Building a RDF graph

diseases = bt.Disease.df()
diseases.head()
 connected lamindb: laminlabs/lamindata
uid name ontology_id abbr synonyms description space_id source_id run_id created_at created_by_id _aux _branch_code
id
172 4c6NK4On acute disease MONDO:0020683 None disease, acute|acute disease|acute diseases Disease Having A Short And Relatively Severe C... 1 76 NaN 2025-01-08 13:33:31.718016+00:00 2 None 1
171 IfbzfDzV non-Hodgkin lymphoma MONDO:0018908 None non-Hodgkin lymphoma|non-Hodgkin's lymphoma|no... Distinct From Hodgkin Lymphoma Both Morphologi... 1 76 NaN 2025-01-08 13:33:31.717997+00:00 2 None 1
170 2AhKtWA4 lymphoid hemopathy MONDO:0015757 None None None 1 76 NaN 2025-01-08 13:33:31.717978+00:00 2 None 1
169 7EIZsogb acute leukemia MONDO:0010643 None acute leukaemia (disease)|acute leukemia|acute... A Clonal (Malignant) Hematopoietic Disorder Wi... 1 76 NaN 2025-01-08 13:33:31.717959+00:00 2 None 1
168 5fuD5lYR T-cell leukemia MONDO:0005525 None leukaemia (disease) of T cell|T cell leukemia ... A Malignant Disease Of The T-Lymphocytes In Th... 1 76 NaN 2025-01-08 13:33:31.717940+00:00 2 None 1

We convert the DataFrame to RDF by generating triples.

rdf_graph = Graph()

namespace = URIRef("http://sparql-example.org/")

for _, row in diseases.iterrows():
    subject = URIRef(namespace + str(row["ontology_id"]))
    rdf_graph.add((subject, RDF.type, URIRef(namespace + "Disease")))
    rdf_graph.add((subject, URIRef(namespace + "name"), Literal(row["name"])))
    rdf_graph.add(
        (subject, URIRef(namespace + "description"), Literal(row["description"]))
    )

rdf_graph
<Graph identifier=Nde160a2346d74052afc693948898f0bd (<class 'rdflib.graph.Graph'>)>

Now we can query the RDF graph using SPARQL for the name and associated description:

query = """
SELECT ?name ?description
WHERE {
  ?disease a <http://sparql-example.org/Disease> .
  ?disease <http://sparql-example.org/name> ?name .
  ?disease <http://sparql-example.org/description> ?description .
}
LIMIT 5
"""

for row in rdf_graph.query(query):
    print(f"Name: {row.name}, Description: {row.description}")
Name: acute disease, Description: Disease Having A Short And Relatively Severe Course.
Name: non-Hodgkin lymphoma, Description: Distinct From Hodgkin Lymphoma Both Morphologically And Biologically, Non-Hodgkin Lymphoma (Nhl) Is Characterized By The Absence Of Reed-Sternberg Cells, Can Occur At Any Age, And Usually Presents As A Localized Or Generalized Lymphadenopathy Associated With Fever And Weight Loss.

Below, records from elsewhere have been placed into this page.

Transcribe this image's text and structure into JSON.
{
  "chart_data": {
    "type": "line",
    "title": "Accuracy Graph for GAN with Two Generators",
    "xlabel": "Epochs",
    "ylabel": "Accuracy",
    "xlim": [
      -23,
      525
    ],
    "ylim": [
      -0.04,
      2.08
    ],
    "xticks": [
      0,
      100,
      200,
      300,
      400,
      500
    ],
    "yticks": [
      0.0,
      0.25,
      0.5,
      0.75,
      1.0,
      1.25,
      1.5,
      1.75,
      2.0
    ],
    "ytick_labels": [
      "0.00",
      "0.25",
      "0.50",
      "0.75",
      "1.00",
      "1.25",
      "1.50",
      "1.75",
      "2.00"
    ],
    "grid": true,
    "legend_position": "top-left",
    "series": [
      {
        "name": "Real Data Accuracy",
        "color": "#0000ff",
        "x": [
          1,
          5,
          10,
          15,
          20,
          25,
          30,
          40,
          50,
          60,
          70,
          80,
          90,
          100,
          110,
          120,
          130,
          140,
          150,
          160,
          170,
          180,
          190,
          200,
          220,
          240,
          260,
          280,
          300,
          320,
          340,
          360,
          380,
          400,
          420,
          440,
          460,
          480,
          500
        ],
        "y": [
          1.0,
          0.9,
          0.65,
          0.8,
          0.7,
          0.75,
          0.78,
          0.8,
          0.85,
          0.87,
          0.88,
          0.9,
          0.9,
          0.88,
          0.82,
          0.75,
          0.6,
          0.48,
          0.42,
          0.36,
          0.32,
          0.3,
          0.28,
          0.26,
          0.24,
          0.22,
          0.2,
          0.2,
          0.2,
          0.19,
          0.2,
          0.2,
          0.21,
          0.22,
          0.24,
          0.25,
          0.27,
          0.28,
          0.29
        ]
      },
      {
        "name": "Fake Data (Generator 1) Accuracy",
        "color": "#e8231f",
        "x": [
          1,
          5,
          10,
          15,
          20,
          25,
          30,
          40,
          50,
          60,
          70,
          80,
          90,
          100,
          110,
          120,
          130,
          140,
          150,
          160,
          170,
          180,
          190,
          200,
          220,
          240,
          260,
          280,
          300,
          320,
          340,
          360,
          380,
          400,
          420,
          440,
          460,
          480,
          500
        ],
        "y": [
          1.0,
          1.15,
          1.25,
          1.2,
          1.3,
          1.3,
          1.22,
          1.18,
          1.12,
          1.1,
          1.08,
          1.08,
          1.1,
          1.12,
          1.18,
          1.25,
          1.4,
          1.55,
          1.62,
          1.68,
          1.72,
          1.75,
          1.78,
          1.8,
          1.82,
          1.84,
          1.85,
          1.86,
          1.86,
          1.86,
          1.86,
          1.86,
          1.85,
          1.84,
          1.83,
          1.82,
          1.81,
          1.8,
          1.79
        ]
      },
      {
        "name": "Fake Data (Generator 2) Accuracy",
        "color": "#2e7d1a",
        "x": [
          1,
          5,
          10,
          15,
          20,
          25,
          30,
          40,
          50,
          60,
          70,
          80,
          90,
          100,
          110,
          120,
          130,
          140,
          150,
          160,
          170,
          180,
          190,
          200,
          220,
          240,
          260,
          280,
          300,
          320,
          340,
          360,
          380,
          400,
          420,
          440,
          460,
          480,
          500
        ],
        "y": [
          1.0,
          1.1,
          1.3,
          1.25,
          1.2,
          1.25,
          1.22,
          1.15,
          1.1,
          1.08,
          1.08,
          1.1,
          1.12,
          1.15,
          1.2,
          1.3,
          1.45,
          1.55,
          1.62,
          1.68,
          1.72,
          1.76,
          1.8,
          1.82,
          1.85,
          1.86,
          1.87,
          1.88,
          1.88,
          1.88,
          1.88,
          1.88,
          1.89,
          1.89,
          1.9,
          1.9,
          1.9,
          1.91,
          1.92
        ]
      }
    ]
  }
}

The Clinical Course Varies According To The Morphologic Type. Nhl Is Clinically Classified As Indolent, Aggressive, Or Having A Variable Clinical Course. Nhl Can Be Of B-Or T-/Nk-Cell Lineage.
Name: lymphoid hemopathy, Description: None
Name: acute leukemia, Description: A Clonal (Malignant) Hematopoietic Disorder With An Acute Onset, Affecting The Bone Marrow And The Peripheral Blood. The Malignant Cells Show Minimal Differentiation And Are Called Blasts, Either Myeloid Blasts (Myeloblasts) Or Lymphoid Blasts (Lymphoblasts).
Name: T-cell leukemia, Description: A Malignant Disease Of The T-Lymphocytes In The Bone Marrow, Thymus, And/Or Blood.